In parallel to Bolkan et al. (2017), another research group (Schmitt et al., 2017) was also able to decompose specific aspects of a cognitive task (two-alternative forced choice) and their neural representations. First, the authors report different mPFC firing patterns under different attention-guiding rules (i.e., attend to vision or attend to audition). Then, the authors show that optogenetic excitation of the MD during delay periods of the task enhances both the behavioral performance and the underlying mPFC firing patterns. As discussed by Schmitt et al. (2017) and subsequent review articles from the same group (Halassa and Kastner, 2017; Nakajima and Halassa, 2017; Rikhye et al., 2018), such MD-mPFC relationships represent a cognition-relevant amplification system. Through this kind of system, ascending thalamic projections seem able to both shift and sustain intracortical computations depending on the cognitive demand, rather than just relaying information to or between cortical areas. Interestingly, these studies do not emphasize hippocampal outputs, and hence they were not included in Table 1. This reinforces that the long-studied MD-mPFC loop is still attractive for research, especially if considering its role in the hippocampal-prefrontal communication.
Lastly, we mention another chronic electrophysiology study (Hernández-González et al., 2017), in which multiple sites were recorded while rats performed a touch-screen operant conditioning task. First the authors identified a specific LFP pattern in the mPFC (transient decrease in theta and increase in gamma power) predicting a goal-directed behavior (going to the screen to nose-poke it). Then, among other analyses, they evaluated LFP coherence between mPFC and five interconnected areas (primary motor cortex, MD thalamus, VTA, NAc, and CA1). They found that this behavior-predicting mPFC pattern is preferentially coherent with the primary motor cortex, MD, and VTA (in this order of importance), suggesting that functional connectivity between mPFC and this subset of afferents anticipates the touch-screen response. In addition, using a brain-machine interface, Hernández-González et al. (2017) found that this same mPFC pattern can trigger a visual cue on the touch screen upon training. Therefore, power and coherence predictors of goal-directed behaviors can be useful in brain-machine interfaces, which points to interesting research possibilities involving executive circuits.
In summary, the reports described in this subsection suggest that hippocampal-prefrontal pathways and thalamic-prefrontal loops interact with each other in plasticity- and cognition-relevant manners. These reports also indicate that combining multi-site recordings with pathway-specific manipulations can be highly informative, either using purely neurophysiological approaches, or mechanistically dissecting working memory, behavioral flexibility, anxiety, and goal-directed behaviors. Methodologically, these studies employed in vivo recordings during electrical paired-pulse recruitment, electrical induction of LTP, chemogenetic or optogenetic control (including presynaptic terminal inhibition), DNMS performance, anxiety tests, and operant conditioning (Figure 4; Table 1).

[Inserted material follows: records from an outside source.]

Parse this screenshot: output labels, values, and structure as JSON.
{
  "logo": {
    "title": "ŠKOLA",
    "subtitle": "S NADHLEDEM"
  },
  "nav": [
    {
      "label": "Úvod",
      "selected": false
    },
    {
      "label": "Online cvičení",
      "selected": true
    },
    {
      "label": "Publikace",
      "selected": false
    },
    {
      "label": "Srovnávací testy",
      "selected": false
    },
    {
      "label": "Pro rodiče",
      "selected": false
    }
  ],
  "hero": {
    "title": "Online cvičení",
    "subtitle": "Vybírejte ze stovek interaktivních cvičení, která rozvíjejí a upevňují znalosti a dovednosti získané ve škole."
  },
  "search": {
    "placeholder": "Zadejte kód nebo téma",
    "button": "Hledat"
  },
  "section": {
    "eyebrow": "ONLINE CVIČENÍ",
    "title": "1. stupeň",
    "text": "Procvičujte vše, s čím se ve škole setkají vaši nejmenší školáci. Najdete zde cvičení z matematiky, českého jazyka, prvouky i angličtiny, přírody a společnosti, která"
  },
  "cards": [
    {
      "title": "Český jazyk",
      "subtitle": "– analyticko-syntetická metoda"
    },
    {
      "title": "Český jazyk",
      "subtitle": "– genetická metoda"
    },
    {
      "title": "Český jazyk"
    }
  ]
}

Critical Synthesis and Research Directions
Our attempt with the previous section was to merge a historical line with a methodological categorization. Two findings from this effort are illustrated in Figure 5: an exponential-like growth in the cumulative number of articles, and a chronological pattern across the proposed categories. As shown by Figure 5 (and also Table 1), input convergence studies predominated until 2011, from when the proportion of synaptic plasticity and functional coupling studies has rapidly expanded. We recognize that methodological boundaries can be uncertain. This is especially true among works from the last 5 years, which included multi-channel recordings during various behavioral paradigms, multiple preparations within the same study (e.g., chronic, in vitro, or anesthetized recordings), and modern tools of brain stimulation (e.g., optogenetics). Nevertheless, it is interesting to note that we could clarify methodological trends, which will possibly assist researchers who are looking for insights into their next experiment.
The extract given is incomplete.